Mit anderen Worten: Es gab in Japan immer einen starken Druck von unten, aus den Massenmedien und den Oppositionsparteien, aus der Partnerschaft mit Amerika auszubrechen und Außenpolitik wieder an den klassischen Kategorien des Nationalen auszurichten. Zur Supranationalität zeigten sich in der japanischen Politik keine Ansätze. Die Stütze, auf der Amerika in Tokio bauen konnte, war das japanische Establishment. Der liberal-konservativen Regierungspartei und den einflußreichen Kreisen der Industrie gelang es im täglichen Ringen mit den anti-amerikanischen Tendenzen innerhalb der Bevölkerung, diese unter Kontrolle zu halten und zu disziplinieren. Die Regierung war, selbst auf Kosten ihrer Popularität, pro-amerikanischer als das Volk.

In dieses höchst komplizierte transpazifische Verhältnis, dem die amerikanische Diplomatie größte Aufmerksamkeit hätte widmen müssen, schlug am 15. Juli 1971 wie eine Bombe die Ankündigung Nixons von seiner bevorstehenden Chinareise ein. Der japanische Ministerpräsident Sato erfuhr von dieser Weltsensation drei Minuten, bevor Nixon vor die Fernsehkameras trat. Ich war wenige Wochen später in Japan und las die Reportagen darüber in japanischen Zeitungen nach. In ihnen hieß es, Sato habe, als sein Sekretär ihn während einer Kabinettssitzung den Zettel mit der Nachricht zugeschoben habe, laut gelacht. Andere schrieben, er habe schallend gelacht — nicht, weil er das Gelesene als Witz empfunden hätte, sondern weil er hinter dem Lachen nach traditionellem japanischen Brauch seine Erschütterung habe verstecken wollen. Japaner lachen vor Dritten nur im Moment eines Schicksalsschlages.

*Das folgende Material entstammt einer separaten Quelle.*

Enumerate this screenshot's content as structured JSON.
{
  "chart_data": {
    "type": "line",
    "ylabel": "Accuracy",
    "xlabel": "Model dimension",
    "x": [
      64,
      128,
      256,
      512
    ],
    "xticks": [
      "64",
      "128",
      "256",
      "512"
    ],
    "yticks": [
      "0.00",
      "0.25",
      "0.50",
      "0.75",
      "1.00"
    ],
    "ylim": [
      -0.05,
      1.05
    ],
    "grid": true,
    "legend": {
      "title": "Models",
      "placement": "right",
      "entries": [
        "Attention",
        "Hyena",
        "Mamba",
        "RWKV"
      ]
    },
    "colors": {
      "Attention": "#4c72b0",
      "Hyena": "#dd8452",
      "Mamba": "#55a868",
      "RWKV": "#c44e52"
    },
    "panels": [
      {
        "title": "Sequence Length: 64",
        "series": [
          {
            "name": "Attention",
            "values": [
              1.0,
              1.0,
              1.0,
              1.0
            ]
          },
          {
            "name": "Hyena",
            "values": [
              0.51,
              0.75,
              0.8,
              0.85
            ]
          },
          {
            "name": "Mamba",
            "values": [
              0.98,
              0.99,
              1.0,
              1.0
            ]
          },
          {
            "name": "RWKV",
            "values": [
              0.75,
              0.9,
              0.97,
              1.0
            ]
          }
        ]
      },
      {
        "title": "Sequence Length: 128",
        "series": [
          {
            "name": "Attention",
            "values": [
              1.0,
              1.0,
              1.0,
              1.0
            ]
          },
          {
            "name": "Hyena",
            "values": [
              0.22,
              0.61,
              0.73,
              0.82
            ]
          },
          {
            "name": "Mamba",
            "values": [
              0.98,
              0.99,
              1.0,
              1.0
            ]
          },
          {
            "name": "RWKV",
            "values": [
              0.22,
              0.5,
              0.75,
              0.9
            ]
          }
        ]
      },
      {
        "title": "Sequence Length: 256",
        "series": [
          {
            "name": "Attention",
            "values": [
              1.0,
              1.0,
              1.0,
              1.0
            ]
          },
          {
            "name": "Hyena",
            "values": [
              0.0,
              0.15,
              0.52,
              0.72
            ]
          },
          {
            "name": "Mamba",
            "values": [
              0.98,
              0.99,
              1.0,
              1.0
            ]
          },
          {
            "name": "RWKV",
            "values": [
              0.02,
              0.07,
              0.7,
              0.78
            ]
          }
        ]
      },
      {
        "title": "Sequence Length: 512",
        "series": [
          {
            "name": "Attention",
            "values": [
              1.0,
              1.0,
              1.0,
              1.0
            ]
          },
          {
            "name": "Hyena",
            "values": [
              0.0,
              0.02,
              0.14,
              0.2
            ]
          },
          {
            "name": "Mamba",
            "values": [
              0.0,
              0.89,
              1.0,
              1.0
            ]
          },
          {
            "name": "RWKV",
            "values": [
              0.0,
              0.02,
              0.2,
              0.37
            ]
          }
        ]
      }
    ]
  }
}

Der 15. Juli 1971 änderte das japanisch-amerikanische Verhältnis von Grund auf. Die Besonderheit in den Beziehungen zwischen beiden Ländern, eben das, was man ihre Partnerschaft nennen konnte, ging verloren. Schlagartig standen beide Länder nicht mehr Seite an Seite, sondern sie standen sich entsprechend der traditionellen Diplomatie des 19. Jahrhunderts wieder gegenüber. Natürlich nicht in Feindschaft oder Gegnerschaft, sondern in der Rivalität traditioneller Nationalstaaten. Seit jenen Tagen hat Japan den Rükken nicht mehr frei — es muß diplomatisch an zwei Fronten kämpfen: gegen China und die Sowjetunion im Westen und gegen die USA im Osten. Erst seit dem 15. Juli 1971 findet sich Japan im Dreiecksverhältnis der alten Art wieder. Es muß nun diplomatisch wieder mit mehr Bällen als früher spielen. Es ist unabhängiger denn je geworden, gleichzeitig damit auch offener. Es hat wieder die alte Chance, Wanderer zwischen zwei Welten zu werden, zwischen derjenigen des Ostens und derjenigen des Westens. Im Grunde war es Nixon, der Japan in die höchste Form der Souveränität zurückwarf.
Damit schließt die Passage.